Conditional Flow-VAE for Safety-Critical Traffic Scenario Generation
New method blends simulation and real-world data to produce diverse, realistic edge cases for AV testing.
Safety-critical scenarios—like near-collisions or erratic driver behavior—are essential for developing robust autonomous vehicles (AVs), but they are extremely rare in natural driving logs. Manual scenario design doesn't scale, and adversarial optimization often yields unrealistic maneuvers. To address this, researchers from the University of Toronto (including Raquel Urtasun) propose Conditional Flow-VAE, a generative model that uses conditional latent flow matching to produce diverse, realistic edge cases. The key innovation is distribution matching: instead of explicitly programming dangerous situations, the model learns to morph nominal driving scenes into safety-critical rollouts by aligning their latent representations. The framework can leverage both simulated data and real-world driving logs, enabling it to generate scenarios that are both physically plausible and challenging.

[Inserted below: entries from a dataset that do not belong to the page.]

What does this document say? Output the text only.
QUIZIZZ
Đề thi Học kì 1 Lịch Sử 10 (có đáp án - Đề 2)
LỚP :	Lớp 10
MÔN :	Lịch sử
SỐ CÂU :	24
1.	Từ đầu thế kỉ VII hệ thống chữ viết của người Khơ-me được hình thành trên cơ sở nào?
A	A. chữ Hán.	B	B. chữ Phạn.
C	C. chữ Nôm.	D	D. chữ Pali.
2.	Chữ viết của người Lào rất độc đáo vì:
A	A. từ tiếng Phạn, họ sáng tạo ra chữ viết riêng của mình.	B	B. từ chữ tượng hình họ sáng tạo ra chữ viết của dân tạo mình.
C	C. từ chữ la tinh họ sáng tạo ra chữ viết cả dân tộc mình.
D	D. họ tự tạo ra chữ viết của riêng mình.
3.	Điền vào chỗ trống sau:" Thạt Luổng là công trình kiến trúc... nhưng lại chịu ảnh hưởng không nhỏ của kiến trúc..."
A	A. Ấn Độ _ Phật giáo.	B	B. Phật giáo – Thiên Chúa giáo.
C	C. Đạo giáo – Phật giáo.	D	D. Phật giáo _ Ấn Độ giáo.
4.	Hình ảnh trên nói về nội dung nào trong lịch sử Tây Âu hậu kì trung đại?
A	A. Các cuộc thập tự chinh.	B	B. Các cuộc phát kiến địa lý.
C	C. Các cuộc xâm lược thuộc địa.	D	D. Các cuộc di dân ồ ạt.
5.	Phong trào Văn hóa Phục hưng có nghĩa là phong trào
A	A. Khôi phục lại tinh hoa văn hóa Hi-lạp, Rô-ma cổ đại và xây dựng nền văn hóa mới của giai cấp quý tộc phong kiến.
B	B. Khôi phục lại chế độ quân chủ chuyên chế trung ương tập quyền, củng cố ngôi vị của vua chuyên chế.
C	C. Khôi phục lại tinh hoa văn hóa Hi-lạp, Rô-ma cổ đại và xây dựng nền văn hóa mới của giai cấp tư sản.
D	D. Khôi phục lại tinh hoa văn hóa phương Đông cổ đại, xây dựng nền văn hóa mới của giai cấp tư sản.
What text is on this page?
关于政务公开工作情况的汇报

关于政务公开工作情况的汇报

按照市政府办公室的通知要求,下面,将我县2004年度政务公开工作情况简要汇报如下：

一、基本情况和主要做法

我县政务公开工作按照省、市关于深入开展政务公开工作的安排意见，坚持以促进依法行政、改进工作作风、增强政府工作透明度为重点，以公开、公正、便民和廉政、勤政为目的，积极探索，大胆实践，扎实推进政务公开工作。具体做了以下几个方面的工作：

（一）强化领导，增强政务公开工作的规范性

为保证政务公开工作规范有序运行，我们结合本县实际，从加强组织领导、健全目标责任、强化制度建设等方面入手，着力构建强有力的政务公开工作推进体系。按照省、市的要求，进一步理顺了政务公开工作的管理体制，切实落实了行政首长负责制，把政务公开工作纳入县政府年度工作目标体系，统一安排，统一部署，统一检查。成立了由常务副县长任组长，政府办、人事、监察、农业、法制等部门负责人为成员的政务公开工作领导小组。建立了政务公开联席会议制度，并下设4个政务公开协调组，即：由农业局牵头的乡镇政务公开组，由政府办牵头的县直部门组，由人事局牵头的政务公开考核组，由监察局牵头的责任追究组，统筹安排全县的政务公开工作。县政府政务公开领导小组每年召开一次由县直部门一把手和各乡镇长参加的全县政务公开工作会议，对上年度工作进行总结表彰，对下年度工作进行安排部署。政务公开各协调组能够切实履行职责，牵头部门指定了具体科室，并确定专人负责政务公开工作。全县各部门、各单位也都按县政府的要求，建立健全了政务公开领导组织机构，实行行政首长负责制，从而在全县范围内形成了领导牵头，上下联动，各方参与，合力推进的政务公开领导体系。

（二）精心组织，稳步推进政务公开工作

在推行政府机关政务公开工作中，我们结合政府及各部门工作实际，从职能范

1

The team evaluated Conditional Flow-VAE against baselines like VAEs and standard normalizing flows. Results show it consistently generates novel safety-critical scenarios (e.g., sudden cut-ins, pedestrian jaywalking, unexpected braking) that are more realistic than adversarial methods. The approach also scales efficiently—adding more data improves diversity without sacrificing realism. This is a significant step for AV safety, as it provides a data-driven way to stress-test perception and planning systems without needing millions of miles of real-world driving. Accepted at ICRA 2026, the work opens the door to using generative models for automated scenario synthesis in simulation and testing pipelines.
- Method uses conditional latent flow matching to transform normal driving scenes into safety-critical scenarios via distribution matching
- Combines simulation and real-world data to generate diverse, realistic edge cases for autonomous vehicle testing
- Outperforms adversarial and VAE baselines in generating novel, consistent, and physically plausible safety-critical situations
Why It Matters
Enables safer autonomous vehicles by generating realistic edge cases for training and validation without relying on rare real-world crashes.